A CONVERSATION WITH BARAK GOODMAN
"Cancer: The Emperor of All Maladies" is a three-part, six-hour documentary directed by award-winning filmmaker Barak Goodman with Ken Burns as executive producer. It will air nationally on PBS and locally on WITF TV at 9 p.m. March 30-31 and April 1. Based on the Pulitzer Prize-winning book by Siddhartha Mukherjee, the film tells the complete story of cancer from its first description in an ancient Egyptian scroll to the gleaming laboratories of modern research institutions. At six hours, the film interweaves a sweeping historical narrative with intimate stories about contemporary patients.
As part of WITF's "Transforming Health" project, Goodman offered his thoughts on the documentary.
Q: How did this project come to be?
A: Sharon Rockefeller, the CEO of Washington's PBS station, was recuperating from stage 3 colon cancer when she read Siddhartha Mukherjee's book "The Emperor of All Maladies." She immediately contacted Sid and Ken Burns to see if the book could be adapted into a series. The rights to the book were held by Hollywood producer Laura Ziskin, whose organization Stand Up 2 Cancer is one of the most active and successful cancer philanthropies in America.

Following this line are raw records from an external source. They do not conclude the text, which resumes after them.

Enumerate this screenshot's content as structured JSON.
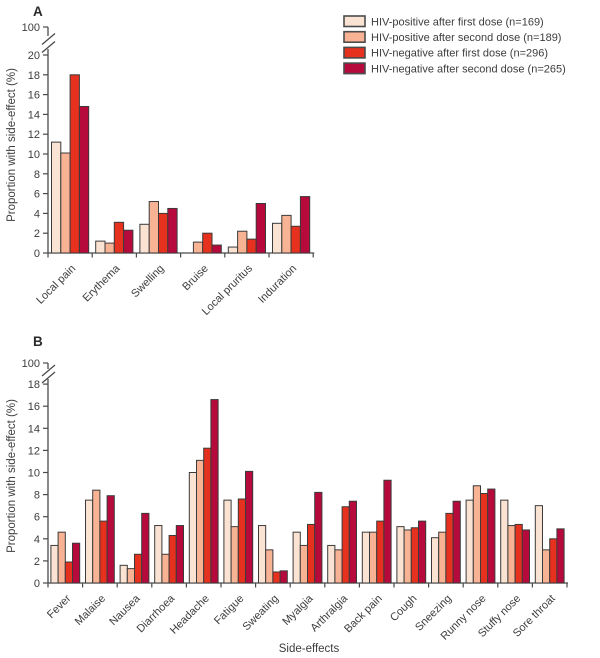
{
  "figure": {
    "panel_a_letter": "A",
    "panel_b_letter": "B",
    "y_axis_label": "Proportion with side-effect (%)",
    "x_axis_label": "Side-effects"
  },
  "legend": {
    "position": "top-right",
    "items": [
      {
        "label": "HIV-positive after first dose (n=169)",
        "color": "#fbe3d3"
      },
      {
        "label": "HIV-positive after second dose (n=189)",
        "color": "#f8b294"
      },
      {
        "label": "HIV-negative after first dose (n=296)",
        "color": "#e6311e"
      },
      {
        "label": "HIV-negative after second dose (n=265)",
        "color": "#b60a3c"
      }
    ]
  },
  "colors": {
    "series": [
      "#fbe3d3",
      "#f8b294",
      "#e6311e",
      "#b60a3c"
    ],
    "bar_outline": "#3b3b3b",
    "axis": "#4a4a4a",
    "text": "#3d3d3d"
  },
  "chart_data": [
    {
      "type": "bar",
      "panel": "A",
      "title": "",
      "xlabel": "",
      "ylabel": "Proportion with side-effect (%)",
      "grid": false,
      "ylim": [
        0,
        20
      ],
      "y_ticks": [
        0,
        2,
        4,
        6,
        8,
        10,
        12,
        14,
        16,
        18,
        20
      ],
      "y_axis_break": {
        "after_tick": 20,
        "resume_label": 100
      },
      "categories": [
        "Local pain",
        "Erythema",
        "Swelling",
        "Bruise",
        "Local pruritus",
        "Induration"
      ],
      "series": [
        {
          "name": "HIV-positive after first dose (n=169)",
          "values": [
            11.2,
            1.2,
            2.9,
            0,
            0.6,
            3.0
          ]
        },
        {
          "name": "HIV-positive after second dose (n=189)",
          "values": [
            10.1,
            1.0,
            5.2,
            1.1,
            2.2,
            3.8
          ]
        },
        {
          "name": "HIV-negative after first dose (n=296)",
          "values": [
            18.0,
            3.1,
            4.0,
            2.0,
            1.4,
            2.7
          ]
        },
        {
          "name": "HIV-negative after second dose (n=265)",
          "values": [
            14.8,
            2.3,
            4.5,
            0.8,
            5.0,
            5.7
          ]
        }
      ]
    },
    {
      "type": "bar",
      "panel": "B",
      "title": "",
      "xlabel": "Side-effects",
      "ylabel": "Proportion with side-effect (%)",
      "grid": false,
      "ylim": [
        0,
        18
      ],
      "y_ticks": [
        0,
        2,
        4,
        6,
        8,
        10,
        12,
        14,
        16,
        18
      ],
      "y_axis_break": {
        "after_tick": 18,
        "resume_label": 100
      },
      "categories": [
        "Fever",
        "Malaise",
        "Nausea",
        "Diarrhoea",
        "Headache",
        "Fatigue",
        "Sweating",
        "Myalgia",
        "Arthralgia",
        "Back pain",
        "Cough",
        "Sneezing",
        "Runny nose",
        "Stuffy nose",
        "Sore throat"
      ],
      "series": [
        {
          "name": "HIV-positive after first dose (n=169)",
          "values": [
            3.4,
            7.5,
            1.6,
            5.2,
            10.0,
            7.5,
            5.2,
            4.6,
            3.4,
            4.6,
            5.1,
            4.1,
            7.5,
            7.5,
            7.0
          ]
        },
        {
          "name": "HIV-positive after second dose (n=189)",
          "values": [
            4.6,
            8.4,
            1.3,
            2.6,
            11.1,
            5.1,
            3.0,
            3.4,
            3.0,
            4.6,
            4.8,
            4.6,
            8.8,
            5.2,
            3.0
          ]
        },
        {
          "name": "HIV-negative after first dose (n=296)",
          "values": [
            1.9,
            5.6,
            2.6,
            4.3,
            12.2,
            7.6,
            1.0,
            5.3,
            6.9,
            5.6,
            5.0,
            6.3,
            8.1,
            5.3,
            4.0
          ]
        },
        {
          "name": "HIV-negative after second dose (n=265)",
          "values": [
            3.6,
            7.9,
            6.3,
            5.2,
            16.6,
            10.1,
            1.1,
            8.2,
            7.4,
            9.3,
            5.6,
            7.4,
            8.5,
            4.8,
            4.9
          ]
        }
      ]
    }
  ]
}
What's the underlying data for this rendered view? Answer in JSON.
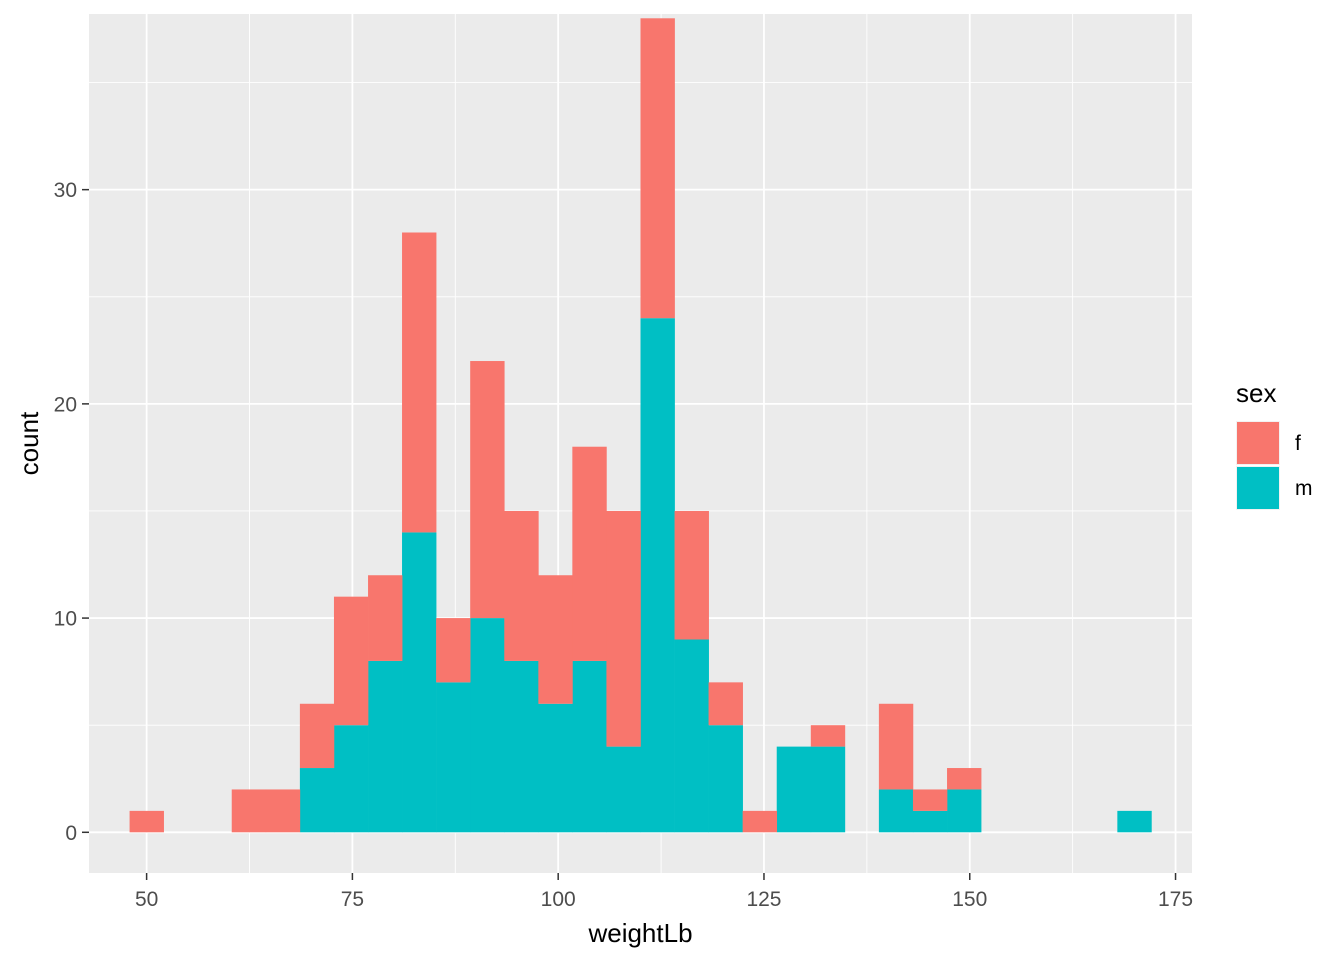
{
  "chart_data": {
    "type": "bar",
    "subtype": "stacked-histogram",
    "title": "",
    "xlabel": "weightLb",
    "ylabel": "count",
    "xlim": [
      43,
      177
    ],
    "ylim": [
      -1.9,
      38.2
    ],
    "x_ticks": [
      50,
      75,
      100,
      125,
      150,
      175
    ],
    "y_ticks": [
      0,
      10,
      20,
      30
    ],
    "x_tick_labels": [
      "50",
      "75",
      "100",
      "125",
      "150",
      "175"
    ],
    "y_tick_labels": [
      "0",
      "10",
      "20",
      "30"
    ],
    "grid": true,
    "legend_position": "right",
    "legend_title": "sex",
    "bin_width": 4.14,
    "bin_centers": [
      50.0,
      54.14,
      58.28,
      62.41,
      66.55,
      70.69,
      74.83,
      78.97,
      83.1,
      87.24,
      91.38,
      95.52,
      99.66,
      103.79,
      107.93,
      112.07,
      116.21,
      120.34,
      124.48,
      128.62,
      132.76,
      136.9,
      141.03,
      145.17,
      149.31,
      153.45,
      157.59,
      161.72,
      165.86,
      170.0
    ],
    "series": [
      {
        "name": "m",
        "color": "#00BFC4",
        "values": [
          0,
          0,
          0,
          0,
          0,
          3,
          5,
          8,
          14,
          7,
          10,
          8,
          6,
          8,
          4,
          24,
          9,
          5,
          0,
          4,
          4,
          0,
          2,
          1,
          2,
          0,
          0,
          0,
          0,
          1
        ]
      },
      {
        "name": "f",
        "color": "#F8766D",
        "values": [
          1,
          0,
          0,
          2,
          2,
          3,
          6,
          4,
          14,
          3,
          12,
          7,
          6,
          10,
          11,
          14,
          6,
          2,
          1,
          0,
          1,
          0,
          4,
          1,
          1,
          0,
          0,
          0,
          0,
          0
        ]
      }
    ]
  },
  "colors": {
    "panel_background": "#EBEBEB",
    "grid_major": "#FFFFFF",
    "tick_text": "#4D4D4D",
    "tick_mark": "#333333"
  }
}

Laura soon agreed to turn the project over to Sharon and Ken. Unable to make the film himself, Ken asked me if I would direct the series.
Why are we so afraid of cancer, and how does this documentary help remove some of that fear?
Cancer strikes without warning and seemingly without reason. It is a disease that often has no external cause, but attacks from within. No one is immune to it, and once it is diagnosed its course is often punishing and unpredictable. For all these reasons, it has always exercised a particular terror. But the fact is that cancer is not one disease. It is many. Most of them are treatable if caught early enough, and even those with the worst prognoses are now beginning to yield their secrets to researchers. My hope is that by chronicling its history and demystifying the science surrounding it, our series will allow people to see cancer for what it is: not some inscrutable, invincible killer, but a definable and understandable problem for which there is often a solution.
How did this film challenge you as a filmmaker?
In practically every way: emotionally, intellectually and artistically. Our design was extremely ambitious from the beginning -- essentially to weave three films in one: a historical narrative, a cinema verite film following patients and a film about science. I'm not aware of any project that has tried to do this before quite on this scale. The history was a challenge because it did not fit a neat narrative, but had to be constructed from very disparate stories across hundreds of years. The case studies were difficult, of course, because we became extremely close to the people we were following and were with them through the most painful periods in their lives. Many of the outcomes were joyous, but some were not, and these were difficult to cope with. Finally, the science was extremely challenging for us to comprehend and then to translate in such a way that our viewers could absorb it in one watching. In this, we were helped enormously by the skill of Molly Schwartz and her animation team.
What do you hope viewers will come away with?
One word: hope. We are on the cusp of a second revolution in cancer care. The first revolution -- achieved by the combined genius of researchers and the courage of patients who bore the brunt of experimentation -- was a revolution in understanding. We now know what cancer is and how it works at a level unimaginable 30 years ago. The second revolution is underway -- that is the revolution in treatment. There is a broad consensus in the research community that the knowledge we have accumulated has put us in a position to achieve real and lasting cures for many cancers, but how many years and how much money such cures will take to achieve is still debated. Some estimate we will see a new cancer landscape within two decades, others estimate it might take seven or eight, but practically no one we talked to doubts that that day will come.